Its leaders support the need for more agreements to broaden trade. “Increasingly, these trade agreements become an important tool not only to penetrate international markets, but also to create growth within each of our countries,” said Maria Claudia Lacouture, Colombia’s commerce, industry and tourism minister, another speaker at the World Economic Forum.

While Mexico accounts for the majority of both population and GDP, the Pacific Alliance is a deceptively large group. According to statistics compiled by the Inter-American Development Bank (IADB), the alliance, with a population of 200 million, represents 35% of Latin American GDP and 50% of regional trade. The bank calls the Pacific Alliance the “eighth largest economy in the world and the seventh largest world exporter.”

The group has the potential to grow much larger.

Panama and Costa Rica have applied to join the alliance, although no date has been set for either. There are pockets of opposition in both countries, including farmers in Costa Rica who recently voiced disapproval of the proposed pact. This is understandable, given concern about competition from larger countries.

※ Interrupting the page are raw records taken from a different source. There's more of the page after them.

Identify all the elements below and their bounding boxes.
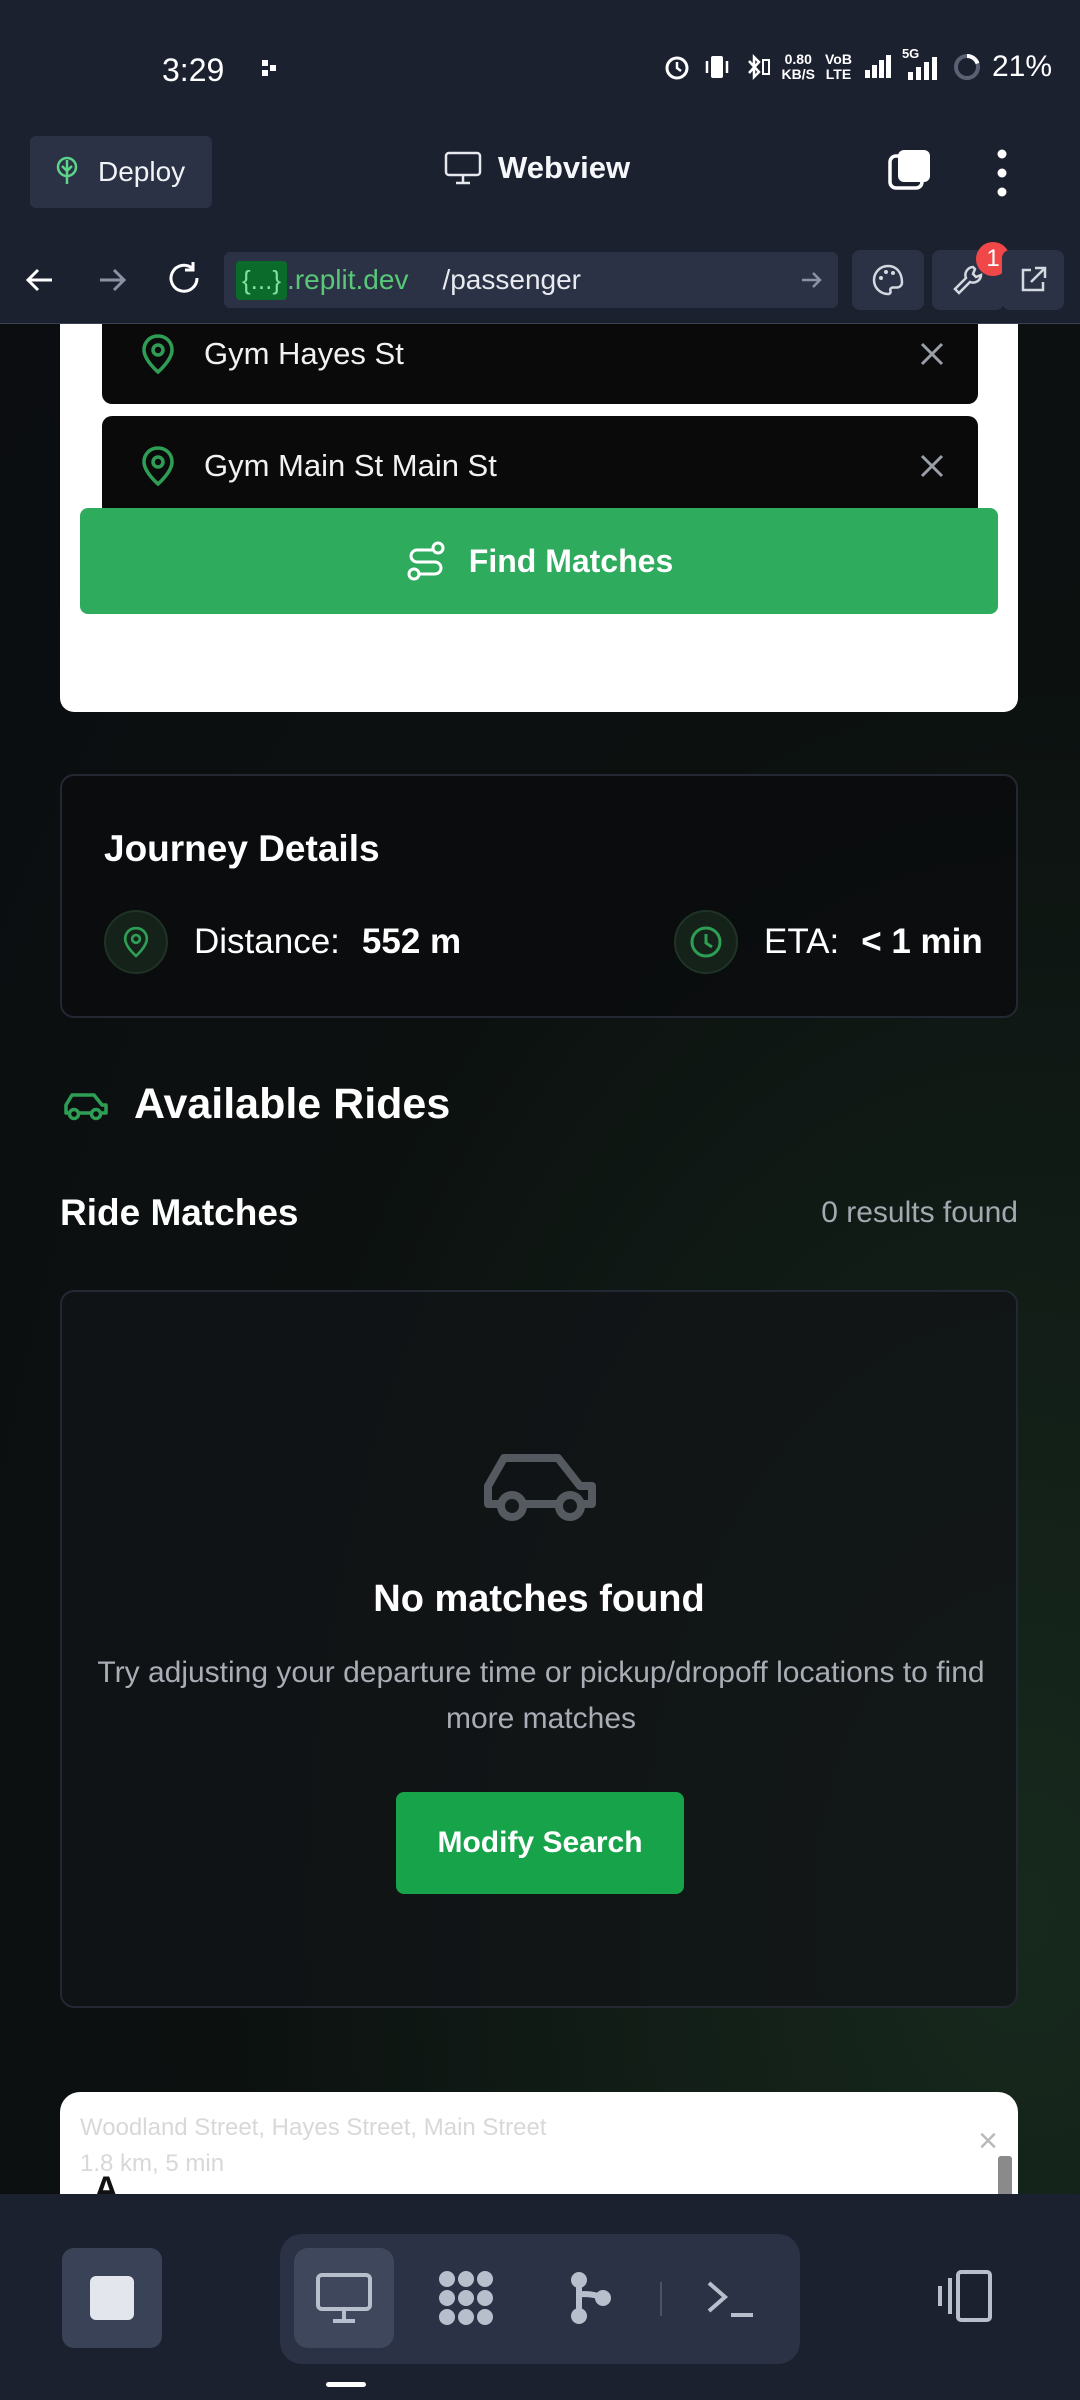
side-panel-icon[interactable] [930,2264,1002,2328]
nodes-grid-icon [439,2271,493,2325]
eta-value: < 1 min [861,922,983,961]
battery-level: 21% [991,50,1052,83]
replit-top-bar: Deploy Webview [0,122,1080,238]
packages-tool-button[interactable] [416,2248,516,2348]
external-link-icon [1021,266,1047,292]
bluetooth-battery-icon [747,53,770,81]
git-tool-button[interactable] [540,2248,640,2348]
signal-strength-icon [864,55,891,78]
car-outline-icon [484,1454,596,1521]
webview-label: Webview [498,150,631,185]
route-marker-label: A [94,2170,119,2194]
distance-badge [104,910,168,974]
monitor-icon [444,151,482,185]
pickup-value: Gym Hayes St [204,336,404,371]
back-arrow-icon[interactable] [16,256,64,304]
url-badge: {...} [236,260,288,300]
eta-label: ETA: [764,922,840,961]
journey-details-card: Journey Details Distance: 552 m ETA: < 1… [60,774,1018,1018]
monitor-icon [316,2273,372,2323]
deploy-icon [56,156,78,184]
available-rides-label: Available Rides [134,1080,451,1128]
network-speed: 0.80 KB/S [781,51,815,82]
webview-tool-button[interactable] [294,2248,394,2348]
ride-matches-title: Ride Matches [60,1192,299,1233]
terminal-icon [707,2281,753,2317]
git-branch-icon [571,2272,611,2324]
eta-metric: ETA: < 1 min [674,910,983,974]
webview-title: Webview [444,150,630,186]
address-bar: {...} .replit.dev /passenger 1 [0,238,1080,324]
dropoff-field[interactable]: Gym Main St Main St [102,416,978,516]
webview-content: Gym Hayes St Gym Main St Main St Find Ma… [0,324,1080,2194]
clock: 3:29 [162,52,225,88]
car-icon [64,1092,108,1120]
reload-icon[interactable] [160,256,208,304]
volte-indicator: VoB LTE [824,51,852,82]
location-pin-icon [123,926,149,958]
url-domain: .replit.dev [287,264,409,295]
replit-bottom-bar [0,2194,1080,2400]
empty-description: Try adjusting your departure time or pic… [97,1656,985,1735]
deploy-label: Deploy [98,156,186,187]
map-route-card: Woodland Street, Hayes Street, Main Stre… [60,2092,1018,2194]
dropoff-value: Gym Main St Main St [204,448,497,483]
signal-5g-icon: 5G [902,46,942,82]
shell-tool-button[interactable] [680,2248,780,2348]
devtools-button[interactable]: 1 [932,242,1010,310]
eta-badge [674,910,738,974]
status-bar: 3:29 0.80 KB/S VoB LTE 5G 21% [0,0,1080,138]
close-route-icon[interactable]: × [978,2122,998,2161]
route-icon [407,541,445,581]
stop-icon [90,2276,134,2320]
stop-button[interactable] [62,2248,162,2348]
ride-matches-header: Ride Matches 0 results found [60,1192,1018,1234]
tabs-switcher-icon[interactable] [886,146,934,194]
empty-state-card: No matches found Try adjusting your depa… [60,1290,1018,2008]
battery-ring-icon [953,53,980,80]
clear-dropoff-icon[interactable] [918,452,946,480]
clear-pickup-icon[interactable] [918,340,946,368]
alarm-icon [665,56,689,80]
distance-metric: Distance: 552 m [104,910,461,974]
distance-label: Distance: [194,922,340,961]
clock-icon [690,926,722,958]
open-external-button[interactable] [1002,250,1064,310]
scrollbar-thumb[interactable] [998,2156,1012,2194]
tool-switcher [280,2234,800,2364]
route-summary: Woodland Street, Hayes Street, Main Stre… [80,2114,547,2177]
tool-divider [660,2282,662,2316]
more-options-icon[interactable] [984,146,1020,200]
search-card: Gym Hayes St Gym Main St Main St Find Ma… [60,324,1018,712]
modify-search-button[interactable]: Modify Search [396,1792,684,1894]
distance-value: 552 m [361,922,462,961]
pickup-field[interactable]: Gym Hayes St [102,324,978,404]
available-rides-heading: Available Rides [60,1080,450,1129]
location-pin-icon [142,446,174,487]
results-count: 0 results found [821,1196,1018,1229]
vibrate-icon [705,56,728,78]
notification-dots-icon [262,60,276,76]
url-field[interactable]: {...} .replit.dev /passenger [224,252,838,308]
location-pin-icon [142,334,174,375]
find-matches-button[interactable]: Find Matches [80,508,998,614]
journey-title: Journey Details [104,828,380,869]
empty-title: No matches found [373,1578,705,1620]
url-path: /passenger [442,264,581,295]
home-indicator [326,2382,366,2387]
forward-arrow-icon[interactable] [88,256,136,304]
theme-palette-button[interactable] [852,250,924,310]
go-arrow-icon[interactable] [798,266,826,294]
deploy-button[interactable]: Deploy [30,136,212,208]
palette-icon [872,264,904,296]
find-matches-label: Find Matches [468,542,674,579]
status-icons: 0.80 KB/S VoB LTE 5G 21% [662,46,1052,84]
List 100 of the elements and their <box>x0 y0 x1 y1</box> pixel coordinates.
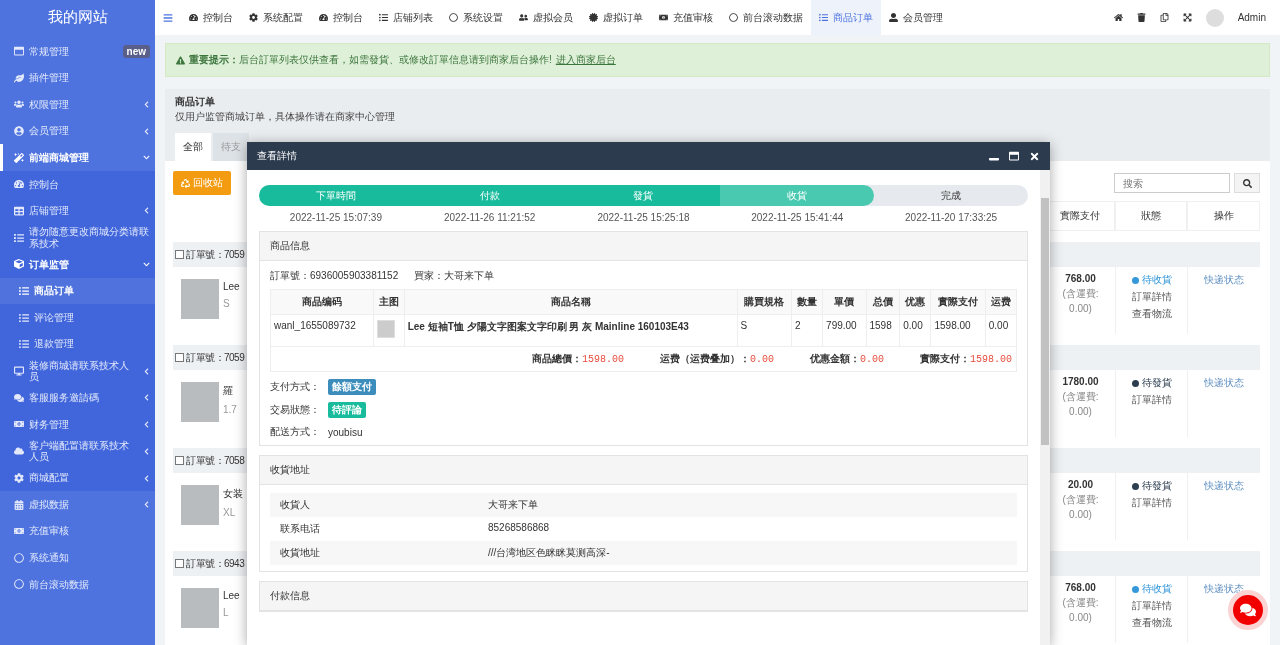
checkbox[interactable] <box>175 353 184 362</box>
sidebar-item[interactable]: 客户端配置请联系技术人员 <box>0 437 155 465</box>
nav-tab[interactable]: 会员管理 <box>881 0 951 35</box>
sidebar-item[interactable]: 虚拟数据 <box>0 491 155 518</box>
progress-step: 發貨 <box>566 185 721 206</box>
nav-tab[interactable]: 虚拟订单 <box>581 0 651 35</box>
summary-item: 商品總價：1598.00 <box>531 352 624 366</box>
nav-tab[interactable]: 虚拟会员 <box>511 0 581 35</box>
nav-tab[interactable]: 前台滚动数据 <box>721 0 811 35</box>
buyer-name: 買家：大哥来下单 <box>414 269 495 283</box>
shipping-note: (含運費: 0.00) <box>1061 390 1100 419</box>
nav-tab[interactable]: 控制台 <box>181 0 241 35</box>
sidebar-item[interactable]: 客服服务邀請碼 <box>0 384 155 412</box>
status-text: 待收貨 <box>1141 273 1172 287</box>
sidebar-item[interactable]: 插件管理 <box>0 64 155 92</box>
order-number: 訂單號：7059 <box>186 247 245 262</box>
user-name[interactable]: Admin <box>1237 12 1266 23</box>
nav-tab[interactable]: 商品订单 <box>811 0 881 35</box>
status-text: 待發貨 <box>1141 376 1172 390</box>
monitor-icon <box>14 366 24 377</box>
progress-step: 完成 <box>874 185 1028 206</box>
order-link[interactable]: 訂單詳情 <box>1131 393 1172 407</box>
checkbox[interactable] <box>175 456 184 465</box>
order-link[interactable]: 訂單詳情 <box>1131 290 1172 304</box>
nav-tab[interactable]: 控制台 <box>311 0 371 35</box>
summary-item: 优惠金額：0.00 <box>809 352 884 366</box>
step-time: 2022-11-26 11:21:52 <box>443 212 537 223</box>
sidebar-item[interactable]: 权限管理 <box>0 91 155 118</box>
column-header: 數量 <box>791 289 823 315</box>
nav-tab[interactable]: 系统配置 <box>241 0 311 35</box>
notice-text: 重要提示：后台訂單列表仅供查看，如需發貨、或修改訂單信息请到商家后台操作! <box>189 53 552 67</box>
nav-tab[interactable]: 店铺列表 <box>371 0 441 35</box>
sidebar-item[interactable]: 充值审核 <box>0 517 155 545</box>
column-header: 优惠 <box>899 289 931 315</box>
status-text: 待收貨 <box>1141 582 1172 596</box>
order-total: 20.00 <box>1068 479 1093 490</box>
chevron-left-icon <box>143 207 150 215</box>
chevron-left-icon <box>143 367 150 375</box>
order-link[interactable]: 訂單詳情 <box>1131 496 1172 510</box>
sidebar-item[interactable]: 评论管理 <box>0 304 155 331</box>
home-icon[interactable] <box>1113 13 1123 22</box>
sidebar-item[interactable]: 店铺管理 <box>0 197 155 225</box>
maximize-button[interactable] <box>1009 151 1019 161</box>
money-icon <box>14 526 24 537</box>
trash-icon[interactable] <box>1136 13 1146 22</box>
order-total: 1780.00 <box>1062 376 1099 387</box>
close-button[interactable] <box>1029 150 1040 162</box>
sidebar-item[interactable]: 装修商城请联系技术人员 <box>0 357 155 385</box>
order-link[interactable]: 查看物流 <box>1131 307 1172 321</box>
product-name: 女装 <box>223 487 243 501</box>
expand-icon[interactable] <box>1182 13 1192 22</box>
checkbox[interactable] <box>175 250 184 259</box>
field-value: 85268586868 <box>488 522 550 535</box>
column-header: 总價 <box>866 289 900 315</box>
photo-placeholder <box>181 382 219 422</box>
order-number: 訂單號：7059 <box>186 350 245 365</box>
sidebar-item[interactable]: 商城配置 <box>0 464 155 492</box>
sidebar-item[interactable]: 系统通知 <box>0 544 155 572</box>
chevron-left-icon <box>143 501 150 509</box>
product-name: Lee <box>223 281 240 292</box>
sidebar-item[interactable]: 商品订单 <box>0 277 155 305</box>
nav-tab[interactable]: 充值审核 <box>651 0 721 35</box>
search-field[interactable]: 搜索 <box>1114 173 1230 193</box>
field-label: 交易狀態： <box>270 403 320 417</box>
order-tab[interactable]: 待支 <box>213 133 249 161</box>
order-link[interactable]: 查看物流 <box>1131 616 1172 630</box>
sidebar-item[interactable]: 会员管理 <box>0 117 155 145</box>
copy-icon[interactable] <box>1159 13 1169 22</box>
sidebar-item[interactable]: 退款管理 <box>0 330 155 358</box>
order-tab[interactable]: 全部 <box>175 133 211 161</box>
notice-link[interactable]: 进入商家后台 <box>555 53 616 67</box>
search-button[interactable] <box>1234 173 1260 193</box>
express-status-link[interactable]: 快递状态 <box>1204 479 1244 493</box>
sidebar-item[interactable]: 前台滚动数据 <box>0 571 155 598</box>
sidebar-item[interactable]: 常规管理 new <box>0 38 155 65</box>
product-spec: XL <box>223 507 237 518</box>
window-icon <box>14 46 24 57</box>
scrollbar[interactable] <box>1040 170 1050 645</box>
photo-placeholder <box>181 279 219 319</box>
photo-placeholder <box>181 588 219 628</box>
sidebar-item[interactable]: 控制台 <box>0 170 155 198</box>
order-number: 訂單號：6936005903381152 <box>270 269 399 283</box>
product-spec: 1.7 <box>223 404 237 415</box>
nav-tab[interactable]: 系统设置 <box>441 0 511 35</box>
sidebar-item[interactable]: 请勿随意更改商城分类请联系技术 <box>0 224 155 252</box>
cloud-icon <box>14 446 24 457</box>
list-icon <box>19 312 29 323</box>
money-icon <box>14 419 24 430</box>
column-header: 商品编码 <box>270 289 373 315</box>
sidebar-item[interactable]: 财务管理 <box>0 411 155 438</box>
express-status-link[interactable]: 快递状态 <box>1204 273 1244 287</box>
checkbox[interactable] <box>175 559 184 568</box>
express-status-link[interactable]: 快递状态 <box>1204 376 1244 390</box>
sidebar-item[interactable]: 订单监管 <box>0 251 155 278</box>
order-link[interactable]: 訂單詳情 <box>1131 599 1172 613</box>
panel-header: 收貨地址 <box>260 456 1027 485</box>
chevron-left-icon <box>143 394 150 402</box>
order-total: 768.00 <box>1065 273 1096 284</box>
panel-header: 付款信息 <box>260 582 1027 611</box>
field-label: 支付方式： <box>270 380 320 394</box>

“For small countries, it’s not as easy to see the economic benefits” of free-trade alliances, said Fuentes.

Mercosur: Frozen in Time

Meanwhile, the future of Mercosur is in serious doubt, and not just because of infighting with Venezuela. In July, Mauricio Macri, Argentina’s new centrist president, called for a trade agreement between the two blocs. “We have to boost the Mercosur bloc and take it to the 21st Century and to do that we have to integrate with the Pacific Alliance,” he told business leaders at a Pacific Alliance summit in Chile. He criticized Mercosur for being “frozen for a long time.”

It’s more likely that Mercosur could wither on the vine or simply fall apart.

Uruguay is testing the alliance. Uruguay said it will sign a free-trade agreement with Chile in October, challenging Mercosur’s alliance-only approach to new agreements. More critically, Uruguay is considering an invitation by Peru and Chile to join the Pacific Alliance, something that could happen as early as 2017. While Uruguay is a small country, with a population of only 3.4 million, its government and economy are far more open than other Mercosur members. What’s more, it is attempting to decouple its economy from traditional dependence on neighbors Brazil and Argentina.

The question now is whether other countries allow Uruguay to retain some status within Mercosur or boots it out, a move that could well hasten the alliance’s demise.